The internet is a powerful tool and I think it's changing things for people who suffer from mental illness. People like myself, young and old, who tend to be socially withdrawn can make contact with other people who have similar interests and/or problems. If you take the initiative, there are many places to fit in. It still can't take the place of face to face connections, but it lessens some of the isolation, provides information and support. What I wish is that more people were forming groups on the internet whose members are from specific local communities. The two groups I would like to join locally are the artists and the mentally ill, even better mentally ill artists like myself. Ideally, I would find a local group online, join, get to know the members, and then form an offline support group.

I formed an online mental health group for my town and area, posted my cards in town, but no one showed up and I felt discouraged and a bit embarrassed. I still hope someone will make use of that group, but I haven't advertised it enough. But some good news is that I visited the NAMI (National Alliance On Mental Illness) site and discovered that there is a NAMI representative in a town that's about a half and hour away and she left her phone number and email, so I emailed her and am hoping she will respond sometime soon. There's a slight chance that there is a support group available. May it be so.

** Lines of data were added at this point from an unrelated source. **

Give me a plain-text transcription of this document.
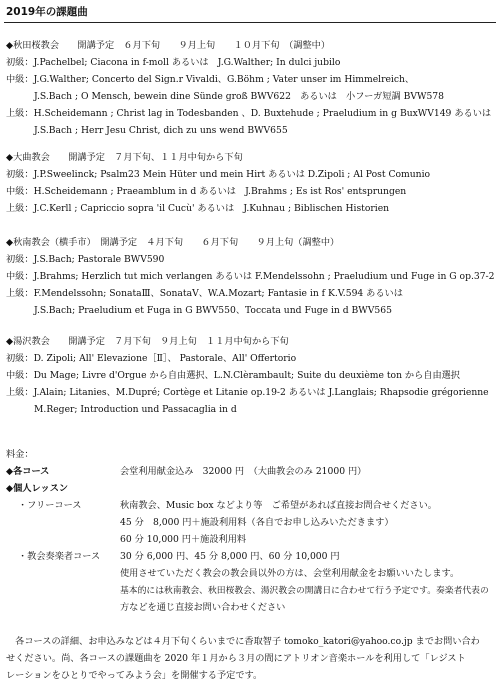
2019年の課題曲
◆秋田桜教会　　開講予定　６月下旬　　９月上旬　　１０月下旬　（調整中）
初級：J.Pachelbel; Ciacona in f-moll あるいは　J.G.Walther; In dulci jubilo
中級：J.G.Walther; Concerto del Sign.r Vivaldi、G.Böhm ; Vater unser im Himmelreich、
J.S.Bach ; O Mensch, bewein dine Sünde groß BWV622　あるいは　小フーガ短調 BVW578
上級：H.Scheidemann ; Christ lag in Todesbanden 、D. Buxtehude ; Praeludium in g BuxWV149 あるいは
J.S.Bach ; Herr Jesu Christ, dich zu uns wend BWV655
◆大曲教会　　開講予定　７月下旬、１１月中旬から下旬
初級：J.P.Sweelinck; Psalm23 Mein Hüter und mein Hirt あるいは D.Zipoli ; Al Post Comunio
中級：H.Scheidemann ; Praeamblum in d あるいは　J.Brahms ; Es ist Ros' entsprungen
上級：J.C.Kerll ; Capriccio sopra 'il Cucù' あるいは　J.Kuhnau ; Biblischen Historien
◆秋南教会（横手市）　開講予定　４月下旬　　６月下旬　　９月上旬（調整中）
初級：J.S.Bach; Pastorale BWV590
中級：J.Brahms; Herzlich tut mich verlangen あるいは F.Mendelssohn ; Praeludium und Fuge in G op.37-2
上級：F.Mendelssohn; SonataⅢ、SonataⅤ、W.A.Mozart; Fantasie in f K.V.594 あるいは
J.S.Bach; Praeludium et Fuga in G BWV550、Toccata und Fuge in d BWV565
◆湯沢教会　　開講予定　７月下旬　９月上旬　１１月中旬から下旬
初級：D. Zipoli; All' Elevazione［Ⅱ］、 Pastorale、All' Offertorio
中級：Du Mage; Livre d'Orgue から自由選択、L.N.Clèrambault; Suite du deuxième ton から自由選択
上級：J.Alain; Litanies、M.Dupré; Cortège et Litanie op.19-2 あるいは J.Langlais; Rhapsodie grégorienne
M.Reger; Introduction und Passacaglia in d
料金：
◆各コース	会堂利用献金込み　32000 円　（大曲教会のみ 21000 円）
◆個人レッスン
・フリーコース	秋南教会、Music box などより等　ご希望があれば直接お問合せください。
45 分　8,000 円＋施設利用料（各自でお申し込みいただきます）
60 分 10,000 円＋施設利用料
・教会奏楽者コース 30 分 6,000 円、45 分 8,000 円、60 分 10,000 円
使用させていただく教会の教会員以外の方は、会堂利用献金をお願いいたします。
基本的には秋南教会、秋田桜教会、湯沢教会の開講日に合わせて行う予定です。奏楽者代表の
方などを通じ直接お問い合わせください
　各コースの詳細、お申込みなどは４月下旬くらいまでに香取智子 tomoko_katori@yahoo.co.jp までお問い合わ
せください。尚、各コースの課題曲を 2020 年１月から３月の間にアトリオン音楽ホールを利用して「レジスト
レーションをひとりでやってみよう会」を開催する予定です。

It still shocks me that I have never been to a mental health support group for my illness and that I know no one personally who suffers from it. My therapist and psychiatrist vaguely assert that they know there are other people who suffer from schizophrenia in this area, but I have no knowledge of who they are. The stigma of the illness makes people stay anonymous. In my small town, I'm pretty sure the word is long since out that I suffer from schizophrenia, partly because I let it out to teachers when I was at school and partly because I told my brother that he could be open to his friends about my illness. It's not that I want people to point at me and say "There goes the town schizophrenic." I want to reassure people that there is a reason why my lawn is not always mown, why my car is in my driveway nearly always, why I rarely have visitors, why the lights stay on sometimes into early morning, why I don't have a husband/boyfriend, children, friends or a job. I'm the crazy artist woman, the sister of a very smart, very verbal lay musicologist-soccer devotee who hangs out at the local bars; I am harmless. I'm pleasant to the bank tellers, the wait persons, the pharmacist and his assistants, the postal workers. I get my meds and I take my meds and I don't make a scene because my psychosis is no longer so acute. I'm seen sometimes in my brother's company. Am I the only psychotic person in town? I don't know, but I'm certainly not the only mentally ill person in town, I just kind of feel that way. Which is why a NAMI support group nearby would be a golden opportunity to meet at least a few other people who suffer from some sort of mental illness.